By Robert Pincus-Witten
Through lacking the letters patent conferred upon the original Ferus Gallery crowd, Robert Overby-who began as a notable graphic designer-has entered the West Coast canon, if rather circuitously. Overby's late paintings, which date to the last fifteen years of a short life (he died of Hodgkin's deisease in 1993 at the age of 58), are hardly the most original of his works, but they fill in a critical chapter with regard to his growing posthumous rank.
In "Painting from the '80s" --an exhibition staged by Fredericks & Freiser and Andrew Kreps--Overby's sense of composition ("layout" is really closer to what I mean) countered college-derived images lifted from popular culture (at times reduced to the Benday dots of mechanical printing) against severed heads or fetishized excisions (eyes, mouths) or geometric shapes (patterns, targets and circles). Though an agreeable achievement, there is scarcely a painting from this era through which the overtones of a dozen prototypes do not resonate. The blandishments of fashion photography particularly linger. Man Ray's Black and White, 1926, or Baron Adolph de Meyer's 1927 cosmetic masks for Elizabeth Arden are still sensible in Overby's paintings of sixty years later. In the best of Overby's paintings, the more or less equal weight given to head versus disc or rectangle may be a redemptive compositional key; typically, the consistency of scale marking the artist's few preferred elements discourages a residual sense of location in illusionistic space.
Overby's finest, most exploratory work was not on view--the abject, collapsed soft reliefs of early 1970's, which resulted from latex being troweled upon structural elements in desuetude: houses, walls, and the like. The latex, once cooled into a sheet and tugged free from its architectural armatures, displays the disquiting inverse memories of the original providential structures--features such as vertical siding and sills, or windowpanes and fireplace manel, now tumbling and inchoate and retaining some of the clotted detritus and stain of the original components. I assume that this noteworthy post-Minimal achievement was antidote to the neatnik necessities of the "good design" of which Overby was past master--a kind of palliative to its sheer anality.
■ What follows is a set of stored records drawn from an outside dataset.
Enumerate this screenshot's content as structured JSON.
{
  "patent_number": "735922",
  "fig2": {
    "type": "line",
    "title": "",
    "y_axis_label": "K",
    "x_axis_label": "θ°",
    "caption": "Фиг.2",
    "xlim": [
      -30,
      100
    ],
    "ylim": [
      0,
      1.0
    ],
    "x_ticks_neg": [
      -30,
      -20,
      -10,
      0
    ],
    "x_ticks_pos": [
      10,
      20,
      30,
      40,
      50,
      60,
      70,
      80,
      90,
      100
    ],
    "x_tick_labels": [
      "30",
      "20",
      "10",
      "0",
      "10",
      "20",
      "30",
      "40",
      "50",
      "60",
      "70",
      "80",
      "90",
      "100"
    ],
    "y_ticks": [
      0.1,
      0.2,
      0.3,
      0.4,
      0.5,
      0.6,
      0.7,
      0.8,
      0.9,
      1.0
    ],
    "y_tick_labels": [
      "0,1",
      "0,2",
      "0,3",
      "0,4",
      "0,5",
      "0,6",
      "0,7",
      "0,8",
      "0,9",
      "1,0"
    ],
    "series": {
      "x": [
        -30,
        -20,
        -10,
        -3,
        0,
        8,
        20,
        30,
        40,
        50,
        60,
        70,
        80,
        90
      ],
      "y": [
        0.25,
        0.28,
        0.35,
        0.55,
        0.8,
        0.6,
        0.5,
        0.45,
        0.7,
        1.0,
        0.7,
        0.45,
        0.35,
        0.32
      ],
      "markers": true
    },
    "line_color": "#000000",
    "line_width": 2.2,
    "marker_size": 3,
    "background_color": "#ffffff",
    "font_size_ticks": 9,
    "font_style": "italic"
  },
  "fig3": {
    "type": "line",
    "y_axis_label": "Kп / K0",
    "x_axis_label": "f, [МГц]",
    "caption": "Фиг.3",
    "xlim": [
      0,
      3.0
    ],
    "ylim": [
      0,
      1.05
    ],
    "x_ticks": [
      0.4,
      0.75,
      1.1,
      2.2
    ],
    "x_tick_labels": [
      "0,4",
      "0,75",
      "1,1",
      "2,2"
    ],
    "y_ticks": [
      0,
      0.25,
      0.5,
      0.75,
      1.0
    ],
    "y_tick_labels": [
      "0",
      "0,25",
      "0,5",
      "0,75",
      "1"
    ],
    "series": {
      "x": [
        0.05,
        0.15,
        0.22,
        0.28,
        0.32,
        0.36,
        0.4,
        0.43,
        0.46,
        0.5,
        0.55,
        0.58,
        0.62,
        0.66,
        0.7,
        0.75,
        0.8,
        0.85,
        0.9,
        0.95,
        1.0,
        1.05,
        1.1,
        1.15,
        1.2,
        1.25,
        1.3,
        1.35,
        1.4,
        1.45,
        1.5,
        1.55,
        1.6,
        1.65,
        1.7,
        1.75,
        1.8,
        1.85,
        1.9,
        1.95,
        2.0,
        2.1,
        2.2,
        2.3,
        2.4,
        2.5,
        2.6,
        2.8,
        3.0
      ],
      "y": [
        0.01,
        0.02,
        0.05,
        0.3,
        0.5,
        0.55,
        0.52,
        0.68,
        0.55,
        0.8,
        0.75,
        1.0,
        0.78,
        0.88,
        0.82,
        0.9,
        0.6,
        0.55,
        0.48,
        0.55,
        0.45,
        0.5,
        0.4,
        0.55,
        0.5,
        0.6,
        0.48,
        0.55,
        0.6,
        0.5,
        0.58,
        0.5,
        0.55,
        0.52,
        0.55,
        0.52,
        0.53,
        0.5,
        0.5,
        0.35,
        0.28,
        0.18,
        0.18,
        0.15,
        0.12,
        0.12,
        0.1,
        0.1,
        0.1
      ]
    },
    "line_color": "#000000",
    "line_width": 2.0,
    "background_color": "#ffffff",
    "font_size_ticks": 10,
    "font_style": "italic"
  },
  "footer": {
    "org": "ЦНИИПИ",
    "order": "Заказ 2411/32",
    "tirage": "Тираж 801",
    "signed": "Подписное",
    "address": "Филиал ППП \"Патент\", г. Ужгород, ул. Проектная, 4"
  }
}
The evolution from design to sculpture would untimately lead to the image bank of the paintings currently on view.
For all its commericial rootedness, a socially ameliorative ambition coupled with a sense of autonomous beauty is inherent to the perennial "sans-serif utopianism" of modernim. But by the time we reach the borderless nirvana of our own digital infinity, aesthetic cheeseparing tends to be egregious from the outset. So, while I must seem a bit peckish about Overby's late paintings, both the Fredericks & Freiser and Andrew Kreps Gallery presentations did contain works that may turn out to be masterpieces.
At Fredericks & Freiser, for example, two enlarged color sepaarations of Brooke Shields--Brooke, 1988, and B Two, 1989--suggestive of Warhol and Polke, captured the sense of Hollywood's tawdry glamour and ostentation and footnoted he fracas surrounding Richard Prince's appropriation of Gary Gross's photograph of the prepubescent actress. Other important works to be seen there were B&W, 1980-81, and Computer Whiz, 1987, with their eroticized masklike punctures emphasizing the eyes or, as in What Else is Important, 1981, the lips: James Rosenquist meets Polke with a pinch of Hannah Hoch.
In a rather David Salle-like thumbs-up to the transparencies of Francis Picabia's "bad painting," Escape from ONWE, 1980-86, was a Kreps standout. Equally noteworthy were the disembodied heads of Thanks Leo Manso, 1987 (an affecionate nod to the admired collagist and instructor of design at Cooper Union in the late 1940's), or the billboard-like glamour-puss of Space Dreamin', 1988. In all, these tandem exhibitions provided an informative overview of the eroticized late work of an artist who looms ever larger in the panthen of the new Pacific Rome.